The body may be feeling the effects of aging however, our skin shows signs of aging with wrinkles as well as sun spots as well as spider veins. As we age the skin suffers an extra hit. It is subject to a process known as intrinsic age-related chronological changes as do the other parts of our body. Because our skin experiences environmental influences and external factors, it also suffers extrinsic signs of aging. This is why it’s goat milk products vital to care for our skin and be aware of the signs of aging so that we can slow them down!
Let’s explore what’s going on underneath our skin’s surface to reveal aging, and what we can do about it.
Our Aging Skin
In our younger years, skin cells typically require between 30 and 45 days of “turn over” or replace their own cells as new skin cells develop within the basal layer of the epidermis. New cells are able to migrate to the surface, where they die, and then flake off, revealing new cells underneath. As our age increases, this process will take longer, and is known to lower the turnover of cells. A lower turnover rate in skin cells means that dead cells remain for longer, which results in more dry and dull skin. It is time to take action to help keep our skin its healthy glow by exfoliating.
A few times per week is a good way to begin. Utilizing a natural exfoliant (like one of our natural sugar and sea salt scrubs)is a secure way to have healthy skin without overdoing it or creating micro tears or injury.
As we age the more brittle our skin gets and the layer that joins the epidermis and dermis layer begins to thin. This makes skin more translucent and fragile. Normal aging (wrinkles. age spots) and photoaging (sun exposure or hyperpigmentation) as well as pollution and the loss from subcutaneous supports (the tissues that hold your skin and muscles) all influence the way your skin looks and is.
Do you think you’ll have time before your goat milk soap is forced you to worry about your aging skin? You’re wrong. Beginning in our early twenties, it is estimated that we lose around one percent of the collagen in our skin every year. The loss will only increase when we reach our 40s.

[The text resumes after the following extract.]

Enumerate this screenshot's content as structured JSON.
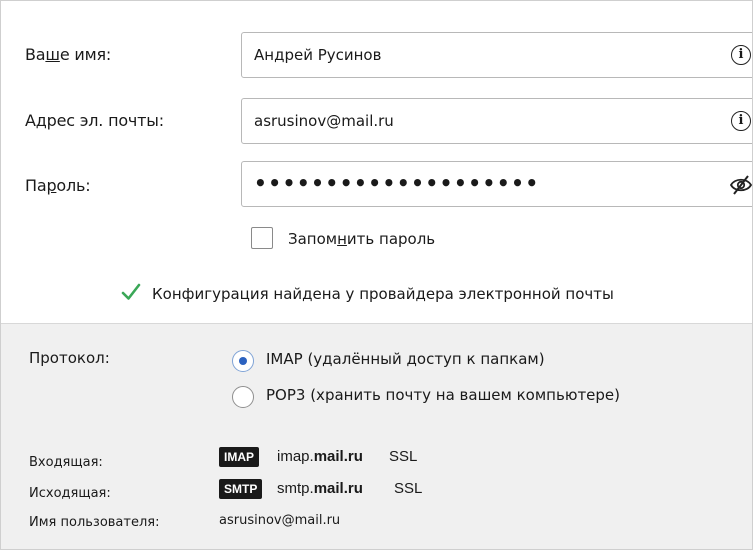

As we age, changes happen in the dermis, which is the layer that lies beneath the epidermis. Cells of the fibroblasts begin to think about their own demise and begin to reduce the production of important molecules and proteins. Cells of the fibroblast create collagen, elastin, and glycol a min can (say 3 times faster!). Collagen and elastin proteins are essential for maintaining the skin’s shape of a ship. Collagen helps to improve skin’s plumpness and strength, while elastin restores skin to its original form after stretching. Glycols min cans are the molecules that aid in the skin’s natural capacity to retain moisture. They attract water and keep the skin moisturized. As we age, our skin gets drier and more elastic, and weaker as these crucial cells begin to die.